On July 28, 1914 First World War broke out. It was a war that would reap millions of victims, changing the map and fundamentally influence the political power factor. Several of the global world powers were involved in this military conflict that took place between 1914 and 1918.
On one side were Germany and Austria-Hungary (the Central Powers), and later Turkey and Bulgaria and on the other hand, France, Russia and Britain (the Triple Entente), together with Serbia, and later Japan, Italy, Romania and the 1917 United States and further a number of other countries.
Over 70 million people participated in the War harvested more than 15 million victims, making it one of history’s deadliest conflicts. The background was a series of events and increased military activity escalated tensions between the two major blocs of allies. The shots in Sarajevo June 28, 1914 is a single event that is strongly associated with the outbreak of WWI.
This documentary provides an historical overview and all materials are carefully processed and converted to color. Using rare archive footage from sources around the World, including Britain’s own Imperial War Museum, this 6 part series has been painstakingly colourised using the latest computer-aided technology to bring the first world war to colour, as experienced by those who fought and endured it.
Narrated by Kenneth Branagh, this landmark series brings a unique perspective to the events of 1914-1918 which saw 65 million men take arms against one another and a world thrown into chaos.

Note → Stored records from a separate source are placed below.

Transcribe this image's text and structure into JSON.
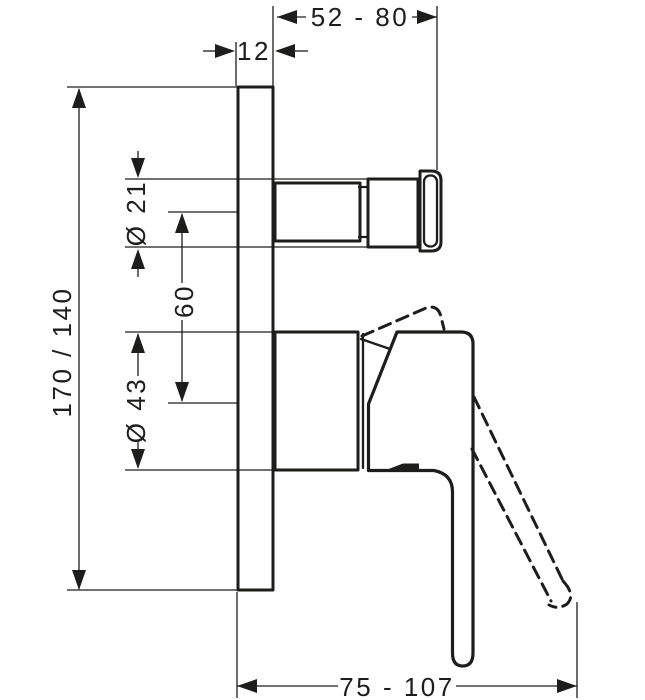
{
  "drawing": {
    "title": "concealed-single-lever-mixer-side-view-dimension-drawing",
    "background_color": "#ffffff",
    "line_color": "#1d1d1b",
    "labels": {
      "projection_range_top": "52 - 80",
      "plate_thickness": "12",
      "plate_height_range": "170 / 140",
      "spindle_diameter": "Ø 21",
      "axis_distance": "60",
      "sleeve_diameter": "Ø 43",
      "reach_range_bottom": "75 - 107"
    }
  }
}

3BM Television and Nugus/Martin Production for Five
Part 7: Tactics and Strategy
WWI saw the introduction of technical innovation and industrial weapons manufacture on an unprecedented scale. Poison gas, fighter aircraft, heavy bombers, railway guns and heavy duty mines all took their toll of millions of Europe’s armies.
The invention and use of the tools of war: Machine Guns, Constant Artillery bombardment, Barbed Wire, Tanks, Aircraft, Submarines, Flamethrowers, Grenades, High Explosive… All came down to the suffering of individual soldiers, it becomes painfully obvious why World War One happened the way it did… The total number of military and civilian casualties in World War I was over 35 million.
As well as mechanical innovation, there was a gradual development of tactics and strategy which have been painstakingly researched and explained in this special programme using state of the art computer graphics in order to explain how the scientists and military commanders attempted to break the stalemate of the Western Front.
Shock troops, underground mining, strategic bombing and the introduction of the tank all played their part in revolutionising the form which the war took over 4 years, so that by 1918, a total transformation had taken place in fighting methodology. This programme shows how these great changes took place.